Cost center filtering is available only for enterprise usage summary endpoints.

In the next step, you’ll learn how to automate these API calls to generate recurring usage reports.

Step 4: Automate recurring usage reports

Once you’ve identified the usage data you want to collect and how to filter it, you can automate your reporting by running the same API requests on a recurring schedule.

Common automation patterns include:

  • Running scheduled API requests (for example, daily or monthly) to collect usage data
  • Storing the results in an internal system such as a database, spreadsheet, or BI tool
  • Using the data to monitor trends, detect changes in usage, or support cost reviews

When automating reports, consistency matters. Use the same reporting level, filters, and time ranges each time so that usage trends are comparable over time.

For example, you might:

  • Run a monthly enterprise-level usage summary to track overall spend
  • Generate cost center–specific reports for internal chargeback or showback
  • Monitor usage growth after enabling new paid features

In the next step, you’ll learn how to interpret the usage and cost fields returned by the API so you can turn raw data into meaningful insights.

Step 5: Interpret usage and cost fields in the API response

The usage summary response includes both usage and cost information. Understanding how these fields relate to each other helps you interpret spend, included usage, and billed overages.

Each usage item includes:

  • A quantity, which represents the amount of usage for a specific product and unit type
  • A netAmount, which represents the billed cost for that usage
  • A discountAmount, which represents usage covered by included quotas or discounts

In general:

  • Use quantity to understand how much of a product was consumed
  • Use netAmount to understand what was billed
  • Use discountAmount to understand how much usage was included or discounted

For example, a high quantity with a low netAmount may indicate that most usage was covered by included quotas, while a rising netAmount over time may indicate increased paid usage.
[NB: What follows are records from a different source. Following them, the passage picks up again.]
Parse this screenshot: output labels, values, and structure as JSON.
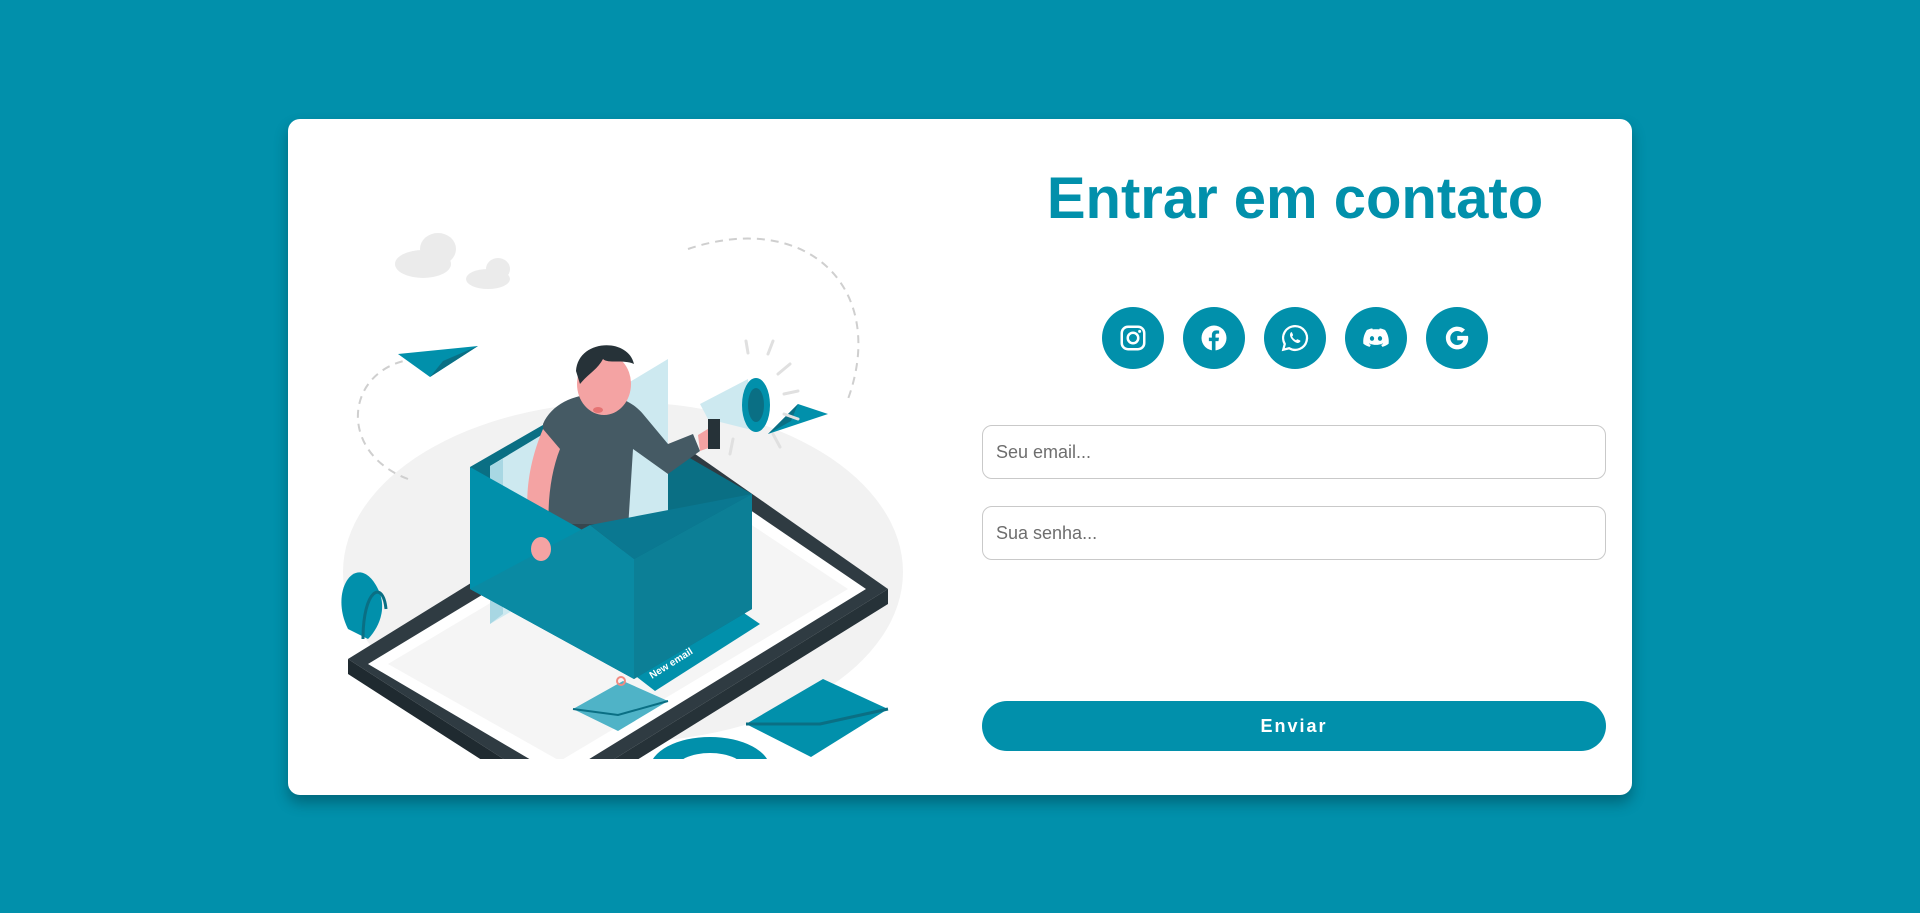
{
  "contact": {
    "title": "Entrar em contato",
    "email_placeholder": "Seu email...",
    "password_placeholder": "Sua senha...",
    "submit_label": "Enviar"
  },
  "socials": [
    {
      "icon": "instagram-icon"
    },
    {
      "icon": "facebook-icon"
    },
    {
      "icon": "whatsapp-icon"
    },
    {
      "icon": "discord-icon"
    },
    {
      "icon": "google-icon"
    }
  ],
  "illustration": {
    "badge_text": "New email"
  },
  "colors": {
    "background": "#0190ab",
    "accent": "#0190ab",
    "card": "#ffffff"
  }
}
Different products report usage using different unit types (such as minutes, gigabytes, or requests). To calculate product-specific metrics or reproduce values from the previous billing platform, you may need to filter usage items by product and unit type and aggregate the results. Detailed examples are available in the reference documentation linked in the next step.

Step 6: Calculate product-specific usage metrics

In some cases, you may need to calculate product-specific usage metrics from the usage summary response. This is most relevant if you want to generate custom reports for a specific product or reproduce values used in legacy reporting.

To calculate these metrics, you typically filter usage items by product and unitType, then aggregate fields such as quantity, netAmount, and discountAmount.

For detailed examples and product-specific calculations, see Migrating from the endpoints used for the previous billing platform.